Out of the blue, Singapore, which is one of Asia’s most successful economies yesterday reported a sharp slowdown in economic growth after GDP dipped into the red in the three months to June 30, thanks to a surprise slide in the island state’s large manufacturing sector.
The country’s Ministry of Trade and Industry yesterday revealed in a preliminary report that the country’s GDP was up 2.1% in the three months to June from the same quarter of 2013, sharply slower than the 4.7% growth rate seen in the March quarter of this year.
Thanks to an unexpected slide in manufacturing activity, GDP fell 0.8% in the quarter ending June 30 from the March quarter’s 1.6% quarter on quarter growth.
The slowdown took the market and analysts by surprise with the consensus forecast for a rise of 2.2% in the quarter from the three months to March.
Singapore GDP shrinks
Gross domestic product for the three months to June 30 fell 0.8% on a seasonally adjusted and annualised basis compared with the previous quarter, according to advance estimates by the Ministry of Trade and Industry on Monday.
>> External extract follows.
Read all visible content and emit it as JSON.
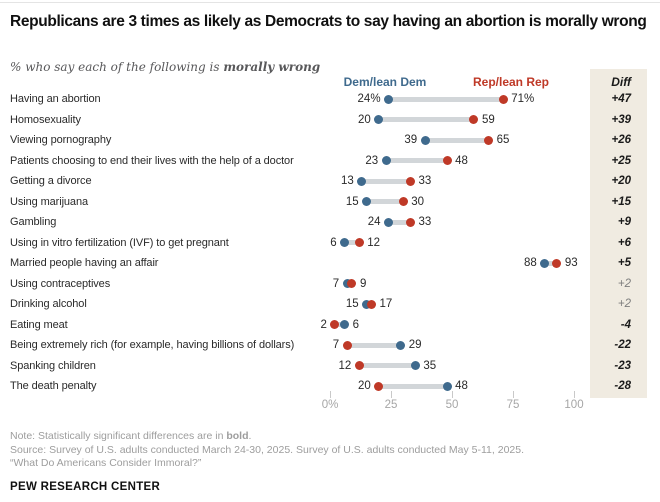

This compared with a revised 1.6% increase in the first quarter.
Manufacturing output rose by only 0.2% year on year in the second quarter, compared with a 9.9% expansion in the March quarter.
Services output grew 2.8% on year in the three-month period, while the construction sector expanded 5%.
On a seasonally adjusted and annualised basis, the services sector grew 5.2% in the second quarter from the first quarter, but manufacturing contracted 19.4%.
Construction expanded 2.6%, up from the 0.5% growth rate seen in the first quarter.
The fall in manufacturing "was largely due to a contraction in electronics output and slower growth in transport engineering output", according to the Trade department’s report.